Phillipe Clement

Rangers moral victories don't exist as Philippe Clement babbling shows he's succumbed to the nonsense - Hugh Keevins

Hugh doesn't really believe Clement's claim but tells Gers boss he doesn't need to immerse himself in Old Firm madness

by · Daily Record

I have never subscribed to the notion that you have to believe everything a manager says for public consumption.

Having a mind of your own is essential to tell the difference between black and white when that judgment has to be made. Take Rangers manager Philippe Clement as an example. Whatever words of scorn and condemnation he wishes to use over the postponement of Wednesday night’s game against Dundee, I will accept them without reservation. Every last syllable.

But that unquestioning approach doesn’t extend to Philippe’s flights of fantasy following the Old Firm game last weekend. What have we done to him in the space of six months? Clement came here as a man of sophistication with multiple title wins in Belgium and a spell at Monaco in France adding to his continental lustre. Now he’s babbling on about people having different coloured glasses. Or telling us he has it on good authority that Sky Sports' referee in residence Dermot Gallagher is more of a Celtic supporter than he is a neutral observer.

Young Kenneth Miller on the opposite page believes in the abstract. He’s constructed a case for the introduction of moral victories into our game. There’s no such thing. You win, lose or draw. There’s no other category based on morality.

Have we not got enough trouble already with folk in the VAR room guessing whether or not a goal’s been scored without going down that road? Incidentally, I won’t take umbrage over anything relative to the Old Firm game. I’m too old to jump to conclusions as a form of exercise.

I will simply sit in my rocking chair and ask young Kenneth a question. Would Walter Smith, a man we both greatly admired, ever have uttered the words “moral victory”?

At the end of a game that left Gers with one point from a possible nine in derby games for the season? A contest watched by a stadium full of Rangers supporters with no rivals to back the away team? I don’t think so.

The walkabout at full-time? Not a problem. Celtic do it after they’ve drawn matches as well.

But the job Clement has done in galvanising a team, their fans and a club in general is acknowledged without dispute. That’s exactly the reason why he doesn’t need to immerse himself in any of the nonsense that’s associated with the Old Firm.

Is it only a matter of time before the next caller on the line is Phil from Govan who wants to make a point on radio about the team across the road on the other side of the city? Phil has managed to turn a bad start to the season under the previous management into, potentially, a sensational finale.

Rangers manager Phillipe Clement and Celtic manager Brendan Rodgers

And that’s what we need from him off the park as well. We have more whataboutery than we know what to do with, or is good for us, in this country. Suspicious motives are seen at every turn by Old Firm supporters without having managers join in the fans’ hunt for mendacity.

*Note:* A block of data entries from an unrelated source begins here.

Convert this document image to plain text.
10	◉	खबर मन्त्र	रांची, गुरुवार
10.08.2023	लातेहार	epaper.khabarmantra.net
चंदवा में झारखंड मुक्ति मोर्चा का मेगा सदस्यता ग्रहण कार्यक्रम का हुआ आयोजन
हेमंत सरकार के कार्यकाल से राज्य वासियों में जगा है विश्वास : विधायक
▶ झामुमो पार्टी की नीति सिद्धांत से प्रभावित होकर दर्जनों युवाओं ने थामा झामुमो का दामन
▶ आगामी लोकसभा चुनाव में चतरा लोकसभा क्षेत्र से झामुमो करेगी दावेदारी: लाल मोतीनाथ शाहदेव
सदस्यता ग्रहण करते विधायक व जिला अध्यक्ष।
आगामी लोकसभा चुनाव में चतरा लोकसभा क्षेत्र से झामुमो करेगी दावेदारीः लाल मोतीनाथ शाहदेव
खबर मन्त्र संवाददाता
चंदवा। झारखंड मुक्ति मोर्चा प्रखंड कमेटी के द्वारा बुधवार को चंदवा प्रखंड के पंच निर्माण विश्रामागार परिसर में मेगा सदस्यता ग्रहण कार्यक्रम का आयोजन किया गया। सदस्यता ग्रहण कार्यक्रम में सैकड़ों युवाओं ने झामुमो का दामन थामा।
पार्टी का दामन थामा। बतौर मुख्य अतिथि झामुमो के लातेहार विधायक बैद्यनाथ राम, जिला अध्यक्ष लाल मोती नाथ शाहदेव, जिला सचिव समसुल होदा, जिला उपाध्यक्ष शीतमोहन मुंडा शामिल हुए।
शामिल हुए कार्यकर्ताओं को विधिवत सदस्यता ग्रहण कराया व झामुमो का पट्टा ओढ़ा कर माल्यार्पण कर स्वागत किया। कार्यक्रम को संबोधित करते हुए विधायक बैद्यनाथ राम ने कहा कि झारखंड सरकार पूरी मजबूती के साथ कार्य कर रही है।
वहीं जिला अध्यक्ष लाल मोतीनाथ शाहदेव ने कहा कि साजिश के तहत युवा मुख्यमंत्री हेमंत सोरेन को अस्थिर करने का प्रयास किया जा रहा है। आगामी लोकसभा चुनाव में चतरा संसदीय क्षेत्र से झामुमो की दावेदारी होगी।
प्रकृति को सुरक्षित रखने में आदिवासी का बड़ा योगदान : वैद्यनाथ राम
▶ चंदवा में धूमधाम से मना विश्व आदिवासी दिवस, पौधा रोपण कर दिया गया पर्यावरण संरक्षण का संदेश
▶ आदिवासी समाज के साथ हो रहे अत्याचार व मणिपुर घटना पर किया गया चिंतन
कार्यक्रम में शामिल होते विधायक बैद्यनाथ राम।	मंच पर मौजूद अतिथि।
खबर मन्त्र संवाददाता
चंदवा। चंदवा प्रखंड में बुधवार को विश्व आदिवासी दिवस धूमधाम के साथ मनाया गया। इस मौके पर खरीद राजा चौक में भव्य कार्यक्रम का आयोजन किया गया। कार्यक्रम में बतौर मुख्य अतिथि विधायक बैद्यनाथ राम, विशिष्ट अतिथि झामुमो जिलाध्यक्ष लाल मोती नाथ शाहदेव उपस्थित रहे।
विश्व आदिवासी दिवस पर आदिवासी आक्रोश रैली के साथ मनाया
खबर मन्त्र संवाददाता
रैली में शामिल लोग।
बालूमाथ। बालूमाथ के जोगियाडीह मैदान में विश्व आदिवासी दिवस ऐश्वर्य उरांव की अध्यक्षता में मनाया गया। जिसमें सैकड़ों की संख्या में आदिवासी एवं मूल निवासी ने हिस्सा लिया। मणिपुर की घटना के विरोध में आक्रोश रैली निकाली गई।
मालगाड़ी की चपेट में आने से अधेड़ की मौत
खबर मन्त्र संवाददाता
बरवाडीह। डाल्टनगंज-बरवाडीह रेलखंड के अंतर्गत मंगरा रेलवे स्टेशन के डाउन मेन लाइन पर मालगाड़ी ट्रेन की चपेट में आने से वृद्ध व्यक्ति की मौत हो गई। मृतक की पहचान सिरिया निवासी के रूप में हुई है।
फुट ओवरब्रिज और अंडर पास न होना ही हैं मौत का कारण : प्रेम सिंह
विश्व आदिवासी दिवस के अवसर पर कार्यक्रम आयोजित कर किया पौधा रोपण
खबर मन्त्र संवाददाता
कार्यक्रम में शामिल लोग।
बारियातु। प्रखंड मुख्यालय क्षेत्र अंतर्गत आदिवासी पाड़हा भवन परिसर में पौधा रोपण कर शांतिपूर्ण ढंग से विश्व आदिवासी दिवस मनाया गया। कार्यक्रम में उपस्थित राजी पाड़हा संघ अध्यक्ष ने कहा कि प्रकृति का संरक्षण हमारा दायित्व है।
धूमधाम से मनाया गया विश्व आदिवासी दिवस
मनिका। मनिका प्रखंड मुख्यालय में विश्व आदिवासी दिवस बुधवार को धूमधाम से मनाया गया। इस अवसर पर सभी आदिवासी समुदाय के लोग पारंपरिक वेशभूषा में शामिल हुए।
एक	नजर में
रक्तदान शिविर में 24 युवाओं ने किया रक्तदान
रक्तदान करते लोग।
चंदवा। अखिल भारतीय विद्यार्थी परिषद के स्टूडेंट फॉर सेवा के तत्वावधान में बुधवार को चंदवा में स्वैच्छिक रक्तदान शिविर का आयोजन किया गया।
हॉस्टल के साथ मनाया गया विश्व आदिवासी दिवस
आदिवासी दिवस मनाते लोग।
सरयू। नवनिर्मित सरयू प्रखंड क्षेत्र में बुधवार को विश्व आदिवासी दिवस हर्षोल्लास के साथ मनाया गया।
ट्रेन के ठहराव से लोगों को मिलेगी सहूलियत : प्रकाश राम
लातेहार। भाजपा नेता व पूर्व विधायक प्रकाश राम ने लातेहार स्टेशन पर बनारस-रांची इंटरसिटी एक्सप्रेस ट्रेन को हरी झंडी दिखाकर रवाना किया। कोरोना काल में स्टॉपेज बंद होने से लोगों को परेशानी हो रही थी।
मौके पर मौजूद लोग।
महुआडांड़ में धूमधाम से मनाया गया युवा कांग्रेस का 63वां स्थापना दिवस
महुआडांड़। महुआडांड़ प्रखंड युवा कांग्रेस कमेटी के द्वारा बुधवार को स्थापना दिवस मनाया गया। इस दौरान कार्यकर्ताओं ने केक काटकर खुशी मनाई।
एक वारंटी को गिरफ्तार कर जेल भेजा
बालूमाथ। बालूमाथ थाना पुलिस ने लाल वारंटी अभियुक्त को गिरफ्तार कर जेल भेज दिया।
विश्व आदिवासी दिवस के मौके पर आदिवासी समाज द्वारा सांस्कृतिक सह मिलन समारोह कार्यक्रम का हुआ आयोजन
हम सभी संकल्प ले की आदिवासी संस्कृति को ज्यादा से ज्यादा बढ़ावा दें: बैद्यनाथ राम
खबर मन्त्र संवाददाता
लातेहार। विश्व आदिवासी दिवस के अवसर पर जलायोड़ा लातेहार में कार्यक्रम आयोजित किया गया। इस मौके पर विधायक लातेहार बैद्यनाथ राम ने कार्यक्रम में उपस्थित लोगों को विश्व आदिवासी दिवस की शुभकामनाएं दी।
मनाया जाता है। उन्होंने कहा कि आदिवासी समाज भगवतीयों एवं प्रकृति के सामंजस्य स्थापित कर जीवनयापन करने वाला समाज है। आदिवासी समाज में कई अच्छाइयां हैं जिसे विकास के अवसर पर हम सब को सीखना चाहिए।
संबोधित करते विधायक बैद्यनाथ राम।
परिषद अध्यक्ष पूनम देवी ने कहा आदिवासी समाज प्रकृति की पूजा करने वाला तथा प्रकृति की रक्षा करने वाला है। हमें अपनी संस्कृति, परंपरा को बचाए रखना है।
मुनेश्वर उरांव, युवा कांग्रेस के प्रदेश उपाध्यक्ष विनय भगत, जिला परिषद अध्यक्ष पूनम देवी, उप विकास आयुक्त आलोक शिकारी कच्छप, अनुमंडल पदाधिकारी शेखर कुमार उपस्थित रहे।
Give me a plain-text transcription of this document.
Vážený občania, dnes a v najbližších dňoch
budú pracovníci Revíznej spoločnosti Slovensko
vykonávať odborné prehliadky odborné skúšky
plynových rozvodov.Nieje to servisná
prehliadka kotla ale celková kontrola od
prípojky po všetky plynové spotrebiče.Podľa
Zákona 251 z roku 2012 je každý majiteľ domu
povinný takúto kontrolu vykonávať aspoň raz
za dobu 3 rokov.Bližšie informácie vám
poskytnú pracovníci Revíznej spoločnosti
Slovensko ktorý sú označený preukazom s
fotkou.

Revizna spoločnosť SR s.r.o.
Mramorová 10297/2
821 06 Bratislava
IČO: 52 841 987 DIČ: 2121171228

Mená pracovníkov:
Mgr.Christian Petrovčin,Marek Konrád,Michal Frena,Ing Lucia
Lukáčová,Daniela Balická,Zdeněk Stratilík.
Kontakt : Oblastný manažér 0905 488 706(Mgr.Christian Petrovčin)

A caller last Wednesday accused me of orchestrating a media campaign to get Rangers the three league points from the game just cancelled at Dens Park. This was immediately after I had told the previous caller it was impossible to deduct points from Dundee and donate them to Rangers because that destroyed the integrity of the championship competition.

I love my callers dearly for the gaiety they bring to an otherwise serious world – but Clement doesn’t need to join the ranks of those
consumed by the never-ending madness associated with the Old Firm rivalry. We need him, and others, to be voices of reason and to bring the class they have demonstrated by their work with players on the park.

His undivided attention to our game has a shelf life. Episodes like the Dens Park fiasco will erode his affection for us and our strange ways. There’s only so long he’ll be fascinated by being in Dingwall on a Sunday afternoon as well.

For as long as he’s here, Clement could do all of us a favour and be sustained by the attraction of competitive levels which he
automatically helped increase. And not bother with the distraction of whether Dermot Gallagher has a photograph of the Lisbon Lions hanging in his house somewhere.